Enfant unique d’une famille en déséquilibre, entre une mère brisée
et un père champion de la bonne humeur feinte, dans l’obscurité
d’un appartement dont les rideaux restent tirés, Lou invente des théories
pour apprivoiser le monde.
A la gare d’Austerlitz, elle rencontre No, une jeune fille SDF à
peine plus âgée qu’elle.
No, son visage fatigué, ses vêtements sales, son silence.

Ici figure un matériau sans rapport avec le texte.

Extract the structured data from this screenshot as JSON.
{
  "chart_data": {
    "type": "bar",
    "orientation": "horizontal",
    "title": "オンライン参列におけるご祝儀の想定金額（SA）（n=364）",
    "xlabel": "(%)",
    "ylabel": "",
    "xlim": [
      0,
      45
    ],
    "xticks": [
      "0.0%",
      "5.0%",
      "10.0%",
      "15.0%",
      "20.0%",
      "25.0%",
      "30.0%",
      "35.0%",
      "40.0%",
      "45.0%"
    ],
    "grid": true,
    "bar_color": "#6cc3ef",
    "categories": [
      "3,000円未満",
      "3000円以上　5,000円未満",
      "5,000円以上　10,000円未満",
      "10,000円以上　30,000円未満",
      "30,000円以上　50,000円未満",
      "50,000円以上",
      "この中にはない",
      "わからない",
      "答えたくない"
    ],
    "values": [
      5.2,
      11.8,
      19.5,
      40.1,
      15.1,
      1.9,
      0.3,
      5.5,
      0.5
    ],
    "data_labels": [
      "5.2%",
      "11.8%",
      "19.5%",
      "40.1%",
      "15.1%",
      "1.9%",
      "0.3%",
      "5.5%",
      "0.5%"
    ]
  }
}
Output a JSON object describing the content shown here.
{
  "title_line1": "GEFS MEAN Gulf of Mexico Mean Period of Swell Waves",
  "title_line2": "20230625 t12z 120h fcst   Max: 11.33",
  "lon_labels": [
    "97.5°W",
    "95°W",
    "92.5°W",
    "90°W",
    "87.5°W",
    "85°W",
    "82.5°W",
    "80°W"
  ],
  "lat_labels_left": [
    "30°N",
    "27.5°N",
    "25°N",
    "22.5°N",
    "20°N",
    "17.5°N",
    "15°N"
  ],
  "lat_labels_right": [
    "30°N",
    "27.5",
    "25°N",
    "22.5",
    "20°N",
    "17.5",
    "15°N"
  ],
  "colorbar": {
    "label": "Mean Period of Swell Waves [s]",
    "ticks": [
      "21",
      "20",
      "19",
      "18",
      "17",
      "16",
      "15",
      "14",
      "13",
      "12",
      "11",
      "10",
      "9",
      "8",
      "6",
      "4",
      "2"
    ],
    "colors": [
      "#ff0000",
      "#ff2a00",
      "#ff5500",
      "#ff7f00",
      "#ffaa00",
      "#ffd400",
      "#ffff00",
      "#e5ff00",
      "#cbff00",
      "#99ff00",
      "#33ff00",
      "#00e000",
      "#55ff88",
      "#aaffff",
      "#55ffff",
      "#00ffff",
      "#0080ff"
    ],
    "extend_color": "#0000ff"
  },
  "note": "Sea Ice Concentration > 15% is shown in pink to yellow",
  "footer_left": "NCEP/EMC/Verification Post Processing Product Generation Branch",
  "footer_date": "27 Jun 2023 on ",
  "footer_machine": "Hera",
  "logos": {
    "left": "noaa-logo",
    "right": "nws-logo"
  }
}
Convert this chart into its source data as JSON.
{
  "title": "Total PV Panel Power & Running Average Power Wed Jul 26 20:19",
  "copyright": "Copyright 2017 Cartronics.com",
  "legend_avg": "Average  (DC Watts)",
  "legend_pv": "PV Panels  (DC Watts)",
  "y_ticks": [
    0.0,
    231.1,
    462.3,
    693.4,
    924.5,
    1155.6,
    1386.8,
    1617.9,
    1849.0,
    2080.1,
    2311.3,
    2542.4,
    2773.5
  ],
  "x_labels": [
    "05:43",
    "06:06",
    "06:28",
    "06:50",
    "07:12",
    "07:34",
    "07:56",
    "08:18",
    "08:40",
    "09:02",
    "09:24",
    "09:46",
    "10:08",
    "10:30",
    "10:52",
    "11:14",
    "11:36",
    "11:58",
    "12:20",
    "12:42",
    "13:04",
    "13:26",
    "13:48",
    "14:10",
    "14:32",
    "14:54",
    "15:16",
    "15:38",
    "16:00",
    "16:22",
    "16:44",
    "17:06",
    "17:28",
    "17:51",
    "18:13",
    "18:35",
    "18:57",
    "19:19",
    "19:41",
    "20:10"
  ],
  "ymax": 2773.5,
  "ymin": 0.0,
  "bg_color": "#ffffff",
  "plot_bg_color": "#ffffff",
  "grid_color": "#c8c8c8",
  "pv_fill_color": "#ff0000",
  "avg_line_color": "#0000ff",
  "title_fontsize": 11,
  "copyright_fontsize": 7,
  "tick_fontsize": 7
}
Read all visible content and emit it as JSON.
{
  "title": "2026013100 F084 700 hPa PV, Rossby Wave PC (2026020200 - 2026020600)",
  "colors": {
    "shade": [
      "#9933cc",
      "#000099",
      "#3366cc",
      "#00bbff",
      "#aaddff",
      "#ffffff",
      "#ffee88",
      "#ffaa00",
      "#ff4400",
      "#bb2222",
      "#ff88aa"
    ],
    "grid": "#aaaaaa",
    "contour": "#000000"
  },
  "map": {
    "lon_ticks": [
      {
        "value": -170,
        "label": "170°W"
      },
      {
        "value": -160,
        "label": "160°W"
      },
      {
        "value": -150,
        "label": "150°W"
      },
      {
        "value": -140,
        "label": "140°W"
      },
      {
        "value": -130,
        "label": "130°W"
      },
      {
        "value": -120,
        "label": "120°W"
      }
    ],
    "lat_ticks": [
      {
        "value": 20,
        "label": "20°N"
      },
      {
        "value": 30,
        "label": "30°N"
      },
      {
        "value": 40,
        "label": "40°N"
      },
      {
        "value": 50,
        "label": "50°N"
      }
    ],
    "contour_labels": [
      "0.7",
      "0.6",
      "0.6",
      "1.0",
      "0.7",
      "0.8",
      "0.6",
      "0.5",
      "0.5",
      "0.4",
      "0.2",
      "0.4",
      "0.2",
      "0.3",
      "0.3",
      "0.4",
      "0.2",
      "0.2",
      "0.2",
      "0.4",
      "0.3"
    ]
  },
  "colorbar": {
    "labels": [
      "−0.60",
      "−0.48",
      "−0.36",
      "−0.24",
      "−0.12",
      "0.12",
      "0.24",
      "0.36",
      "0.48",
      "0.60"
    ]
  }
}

No, privée d’amour, rebelle, sauvage.
No dont l’errance et la solitude questionnent le monde.
Des hommes et des femmes dorment dans la rue, font la queue pour un
repas chaud, marchent pour ne pas mourir de froid. « Les choses sont ce
qu’elles sont ». Voilà ce dont il faudrait se contenter pour
expliquer la violence qui nous entoure. Ce qu’il faudrait admettre.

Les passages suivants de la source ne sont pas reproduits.